Terugblikkend op deze en andere ervaringen waarbij ‘tropisch’ gebruikt werd als koosnaam voor Caribische nieuwkomers zoals ik door Nederlandse oud-bewoners die moeite hadden met de groeiende culturele diversiteit in Nederland, zie ik een zorgwekkend patroon. Het romantiseren van de tropen en het verlangen naar de wilde man die zowel het beste van het Westen als de veronderstelde inheemse kenmerken van het niet-Westen belichaamt, draagt absoluut niet bij aan het ontmantelen van de koloniale raciale orde. Om terug te komen op de dichotomie tussen lichaam en geest: Tarzan is meer lichaam dan geest. Hij hoort in de jungle, het gebied waar de bedreigende nieuwkomers vandaan komen, maar hij bezit ook iets van de geest van het zogenaamd liberale westen, de plek waar zij die de wereld koloniseerden vandaan komen. Vier ongemakkelijke vragen komen in mij op. Kunnen we Tarzan en zij die beschouwd worden als zijn donkere equivalenten – wilde mannen uit de tropen met het juiste culturele kapitaal – gebruiken om het verlangen naar een verlosser te begrijpen van mensen zoals de ouders van Ans, liberaal gezinde oudkomers, die culturele diversiteit omarmen en het tegelijkertijd ingewikkeld vinden? Daarmee bedoel ik dat zij moeite hebben met sommige normen en waarden van sommige nieuwkomers – bijvoorbeeld op het gebied van de man-vrouwverhouding, de rol van religie in het openbare leven en intolerantie jegens homoseksualiteit – die in hun ogen conservatief en antiliberaal zijn. In dezelfde lijn: percipiëren deze liberalen Nederland meer en meer als een jungle door de zogenaamd lakse houding van de politieke en intellectuele elite ten opzichte van de culturele en maatschappelijke invloed van islamitische, zwarte, en andere ‘niet-westerse’ nieuwkomers?
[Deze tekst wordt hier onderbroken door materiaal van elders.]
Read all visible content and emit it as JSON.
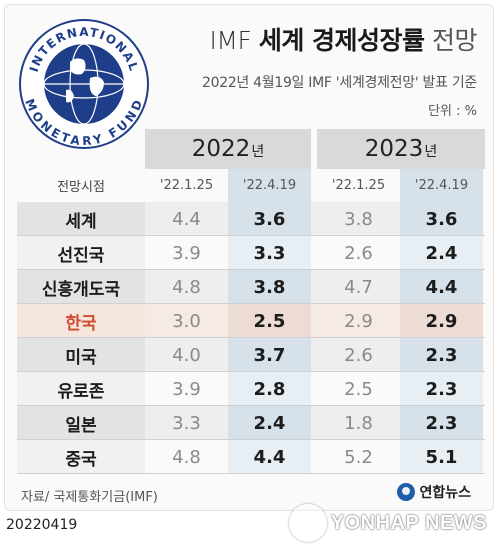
{
  "logo": {
    "ring_text_top": "INTERNATIONAL",
    "ring_text_bottom": "MONETARY FUND",
    "color": "#1f3e8a"
  },
  "title": {
    "prefix": "IMF ",
    "main": "세계 경제성장률",
    "suffix": " 전망"
  },
  "subtitle": "2022년 4월19일 IMF '세계경제전망' 발표 기준",
  "unit": "단위 : %",
  "years": [
    {
      "label": "2022",
      "suffix": "년"
    },
    {
      "label": "2023",
      "suffix": "년"
    }
  ],
  "columns_header": {
    "label": "전망시점",
    "y22_jan": "'22.1.25",
    "y22_apr": "'22.4.19",
    "y23_jan": "'22.1.25",
    "y23_apr": "'22.4.19"
  },
  "rows": [
    {
      "name": "세계",
      "y22_jan": "4.4",
      "y22_apr": "3.6",
      "y23_jan": "3.8",
      "y23_apr": "3.6"
    },
    {
      "name": "선진국",
      "y22_jan": "3.9",
      "y22_apr": "3.3",
      "y23_jan": "2.6",
      "y23_apr": "2.4"
    },
    {
      "name": "신흥개도국",
      "y22_jan": "4.8",
      "y22_apr": "3.8",
      "y23_jan": "4.7",
      "y23_apr": "4.4"
    },
    {
      "name": "한국",
      "y22_jan": "3.0",
      "y22_apr": "2.5",
      "y23_jan": "2.9",
      "y23_apr": "2.9"
    },
    {
      "name": "미국",
      "y22_jan": "4.0",
      "y22_apr": "3.7",
      "y23_jan": "2.6",
      "y23_apr": "2.3"
    },
    {
      "name": "유로존",
      "y22_jan": "3.9",
      "y22_apr": "2.8",
      "y23_jan": "2.5",
      "y23_apr": "2.3"
    },
    {
      "name": "일본",
      "y22_jan": "3.3",
      "y22_apr": "2.4",
      "y23_jan": "1.8",
      "y23_apr": "2.3"
    },
    {
      "name": "중국",
      "y22_jan": "4.8",
      "y22_apr": "4.4",
      "y23_jan": "5.2",
      "y23_apr": "5.1"
    }
  ],
  "highlight_color": "#d24a2f",
  "source": "자료/ 국제통화기금(IMF)",
  "brand": "연합뉴스",
  "date": "20220419",
  "watermark": "YONHAP NEWS"
}
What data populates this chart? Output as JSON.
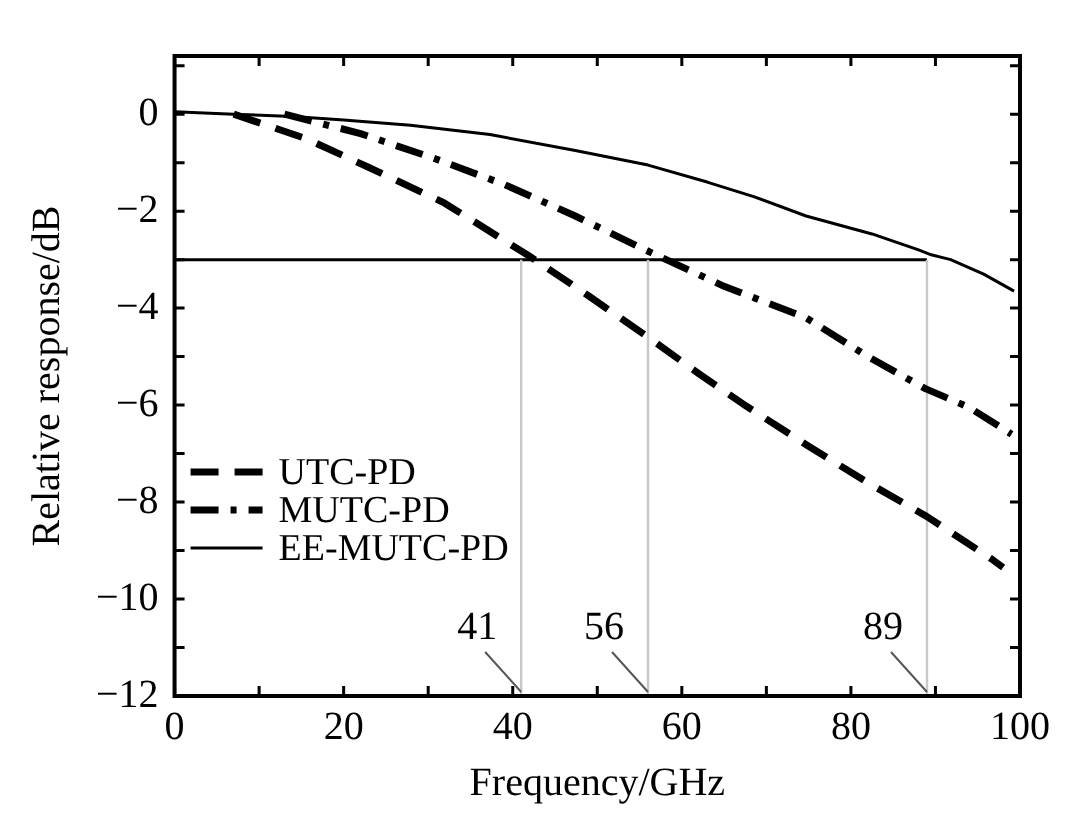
{
  "chart_data": {
    "type": "line",
    "xlabel": "Frequency/GHz",
    "ylabel": "Relative response/dB",
    "xlim": [
      0,
      100
    ],
    "xticks": [
      0,
      20,
      40,
      60,
      80,
      100
    ],
    "ylim": [
      -12,
      1.2
    ],
    "yticks": [
      0,
      -2,
      -4,
      -6,
      -8,
      -10,
      -12
    ],
    "grid": false,
    "legend": "left",
    "marker": "none",
    "series": [
      {
        "name": "UTC-PD",
        "color": "#000000",
        "line_style": "dashed",
        "x": [
          7,
          15.5,
          23,
          31.9,
          41.9,
          49,
          56,
          62,
          67.7,
          75,
          82,
          89,
          96.6,
          98
        ],
        "values": [
          0,
          -0.5,
          -1.1,
          -1.83,
          -2.92,
          -3.75,
          -4.6,
          -5.35,
          -6.03,
          -6.85,
          -7.6,
          -8.3,
          -9.17,
          -9.35
        ]
      },
      {
        "name": "MUTC-PD",
        "color": "#000000",
        "line_style": "dashdot",
        "x": [
          13,
          22,
          31,
          39,
          47.4,
          56.3,
          65,
          74.7,
          82,
          88.8,
          94,
          99
        ],
        "values": [
          0,
          -0.4,
          -0.93,
          -1.45,
          -2.1,
          -2.85,
          -3.55,
          -4.2,
          -5.0,
          -5.66,
          -6.05,
          -6.6
        ]
      },
      {
        "name": "EE-MUTC-PD",
        "color": "#000000",
        "line_style": "solid",
        "x": [
          0,
          7,
          14,
          20,
          27.9,
          37.3,
          47.4,
          56,
          63,
          68.5,
          74.7,
          82.5,
          88,
          89.5,
          91.8,
          95.7,
          99.3
        ],
        "values": [
          0.05,
          0,
          -0.05,
          -0.12,
          -0.23,
          -0.42,
          -0.75,
          -1.05,
          -1.4,
          -1.7,
          -2.1,
          -2.47,
          -2.8,
          -2.9,
          -3.0,
          -3.3,
          -3.65
        ]
      }
    ],
    "ref_lines": [
      {
        "axis": "y",
        "value": -3,
        "color": "#000000"
      },
      {
        "axis": "x",
        "value": 41,
        "color": "#c8c8c8"
      },
      {
        "axis": "x",
        "value": 56,
        "color": "#c8c8c8"
      },
      {
        "axis": "x",
        "value": 89,
        "color": "#c8c8c8"
      }
    ],
    "annotations": [
      {
        "text": "41",
        "x": 41,
        "y": -12
      },
      {
        "text": "56",
        "x": 56,
        "y": -12
      },
      {
        "text": "89",
        "x": 89,
        "y": -12
      }
    ]
  }
}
En hoe zit met mensen zoals Ans, die letterlijk kiezen voor het omarmen van culturele diversiteit? In welke mate verschillen zij van hun ouders en hun vrienden die met hun keuzes worden geconfronteerd? Rest nog de vraag of er ook vrouwelijke Tarzans bestaan in de liberale imaginatie die ik net heb geschetst. Zou het kunnen dat in de ogen van mensen zoals de ouders van Ans Sylvana Simons, toen zij nog alleen als een veelgeprezen actrice bekend was, een soortgelijke rol vervulde? Natuurlijk kunnen deze vragen eenvoudig worden weggewuifd, aangezien zij gebaseerd zijn op dun empirisch materiaal – maar ik hoop dat ze een uitnodiging zijn om op een nieuwe en radicale wijze te denken over de huidige situatie in Nederland.

Francio Guadeloupe (1971) is senior onderzoeker aan het Koninklijk Instituut voor Taal-, Land- en Volkenkunde en is verbonden aan de Universiteit van Amsterdam, waar hij antropologisch onderzoek doet naar urban popular culture en de politics of belonging in het Caraïbisch gebied en Nederland. Eind 2020 verscheen het boek Rotterdam, een postkoloniale stad in beweging, dat hij samen met Paul van de Laar en Liane van der Linden samenstelde.